Fried zucchini #2
4 Servings
Ingredients
Quantity | Ingredient | |
---|---|---|
1 | medium | Zucchini, |
1/4\" slices, crosswise | ||
(other veggies in pieces, | ||
If desired, such as | ||
Mushrooms, onion rings, | ||
Eggplant slices, | ||
Cauliflower) | ||
2 | Leaves of fresh basil, | |
Very coarsely chopped | ||
1 | medium | Red onion, |
Sliced very thin | ||
1 | cup | Grated Parmesan |
Or | ||
Romano cheese, grated | ||
Vegetable oil for frying | ||
1 | cup | Flour |
1 | Egg | |
¾ | cup | Milk (or more if needed) |
2 | teaspoons | Garlic salt |
Dash of black pepper |
Directions
Mix together the flour, egg, milk and seasonings and whisk together.
The batter should be the consistency of a medium thick pancake batter. Pour enough oil into a heavy fry pan to a depth of about ½" and heat to high. Dip the slices of zucchini in the batter to fully cover each slice and drop gently into the hot oil.

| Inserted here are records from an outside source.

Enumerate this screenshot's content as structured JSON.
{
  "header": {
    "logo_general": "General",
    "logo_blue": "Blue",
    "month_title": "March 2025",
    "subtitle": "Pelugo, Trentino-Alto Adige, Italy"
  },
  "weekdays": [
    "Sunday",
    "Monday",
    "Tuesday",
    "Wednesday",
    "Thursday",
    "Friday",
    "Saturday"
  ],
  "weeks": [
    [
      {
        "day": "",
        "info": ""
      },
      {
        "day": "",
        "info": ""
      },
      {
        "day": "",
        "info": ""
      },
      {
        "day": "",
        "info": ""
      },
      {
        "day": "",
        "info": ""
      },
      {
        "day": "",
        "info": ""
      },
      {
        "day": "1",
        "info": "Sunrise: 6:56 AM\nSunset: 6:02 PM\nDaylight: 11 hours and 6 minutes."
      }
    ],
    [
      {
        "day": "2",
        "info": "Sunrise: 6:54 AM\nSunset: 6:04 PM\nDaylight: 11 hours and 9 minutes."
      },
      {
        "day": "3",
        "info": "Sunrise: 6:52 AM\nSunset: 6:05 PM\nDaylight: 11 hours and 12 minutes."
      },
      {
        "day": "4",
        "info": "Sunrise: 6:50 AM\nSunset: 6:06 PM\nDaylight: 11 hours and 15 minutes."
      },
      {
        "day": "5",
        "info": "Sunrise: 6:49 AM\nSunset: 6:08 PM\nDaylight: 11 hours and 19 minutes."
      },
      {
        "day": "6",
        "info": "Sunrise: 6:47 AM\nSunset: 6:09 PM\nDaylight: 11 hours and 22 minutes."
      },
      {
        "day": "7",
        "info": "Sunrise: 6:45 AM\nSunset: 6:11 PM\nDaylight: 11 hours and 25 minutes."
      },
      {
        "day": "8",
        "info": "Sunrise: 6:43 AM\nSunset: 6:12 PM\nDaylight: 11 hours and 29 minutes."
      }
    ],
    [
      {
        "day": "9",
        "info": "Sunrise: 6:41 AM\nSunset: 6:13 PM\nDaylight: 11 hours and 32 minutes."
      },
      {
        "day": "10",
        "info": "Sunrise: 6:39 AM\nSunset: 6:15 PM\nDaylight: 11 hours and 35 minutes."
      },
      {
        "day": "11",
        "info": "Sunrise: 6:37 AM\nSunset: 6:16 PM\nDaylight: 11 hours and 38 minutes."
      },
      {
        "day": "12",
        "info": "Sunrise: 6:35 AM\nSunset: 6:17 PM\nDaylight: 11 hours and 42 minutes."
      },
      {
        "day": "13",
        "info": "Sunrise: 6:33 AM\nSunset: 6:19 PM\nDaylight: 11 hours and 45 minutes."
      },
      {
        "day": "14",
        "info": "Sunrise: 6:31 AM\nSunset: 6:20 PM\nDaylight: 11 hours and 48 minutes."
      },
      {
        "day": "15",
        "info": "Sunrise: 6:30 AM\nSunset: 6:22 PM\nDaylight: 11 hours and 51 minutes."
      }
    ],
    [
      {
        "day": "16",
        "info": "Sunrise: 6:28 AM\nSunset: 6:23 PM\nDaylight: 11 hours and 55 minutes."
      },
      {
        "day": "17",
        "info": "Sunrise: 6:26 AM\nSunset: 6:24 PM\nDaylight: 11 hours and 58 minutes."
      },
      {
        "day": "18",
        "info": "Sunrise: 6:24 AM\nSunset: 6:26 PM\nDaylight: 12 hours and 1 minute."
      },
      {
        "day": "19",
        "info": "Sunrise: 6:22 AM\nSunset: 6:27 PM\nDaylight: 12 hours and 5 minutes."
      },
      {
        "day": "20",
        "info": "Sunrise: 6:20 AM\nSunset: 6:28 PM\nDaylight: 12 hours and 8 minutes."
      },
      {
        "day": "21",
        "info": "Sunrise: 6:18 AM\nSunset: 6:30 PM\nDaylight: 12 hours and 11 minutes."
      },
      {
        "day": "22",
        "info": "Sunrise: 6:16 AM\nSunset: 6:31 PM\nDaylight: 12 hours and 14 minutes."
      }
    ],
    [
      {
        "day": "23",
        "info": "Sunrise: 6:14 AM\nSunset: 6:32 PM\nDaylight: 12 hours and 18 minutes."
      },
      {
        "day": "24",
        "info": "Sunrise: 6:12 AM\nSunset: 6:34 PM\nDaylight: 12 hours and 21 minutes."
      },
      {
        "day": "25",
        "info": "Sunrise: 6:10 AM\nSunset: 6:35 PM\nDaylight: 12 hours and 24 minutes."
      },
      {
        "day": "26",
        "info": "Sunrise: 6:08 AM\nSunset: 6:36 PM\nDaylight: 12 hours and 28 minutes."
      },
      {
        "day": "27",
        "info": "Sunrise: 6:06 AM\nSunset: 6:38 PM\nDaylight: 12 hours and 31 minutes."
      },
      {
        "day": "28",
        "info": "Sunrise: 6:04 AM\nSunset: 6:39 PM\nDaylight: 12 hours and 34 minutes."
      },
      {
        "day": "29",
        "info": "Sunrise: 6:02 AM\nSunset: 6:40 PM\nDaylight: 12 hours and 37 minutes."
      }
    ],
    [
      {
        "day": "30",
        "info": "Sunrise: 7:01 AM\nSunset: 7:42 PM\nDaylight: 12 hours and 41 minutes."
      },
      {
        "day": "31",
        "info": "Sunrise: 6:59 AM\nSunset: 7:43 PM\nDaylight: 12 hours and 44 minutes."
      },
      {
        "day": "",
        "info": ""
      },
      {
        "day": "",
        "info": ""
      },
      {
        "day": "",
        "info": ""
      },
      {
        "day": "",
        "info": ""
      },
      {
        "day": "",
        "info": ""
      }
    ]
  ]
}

Fry on each side to a golden brown, drain for a few minutes on a paper towel and set in a baking dish in layers. In between each layer sprinkle some Parmesan cheese, spread a few rings of the onion slices and sprinkle a little of the basil leaves. Cover with foil as you fry the remaining zucchini to keep warm and lightly steam. Serve immediately.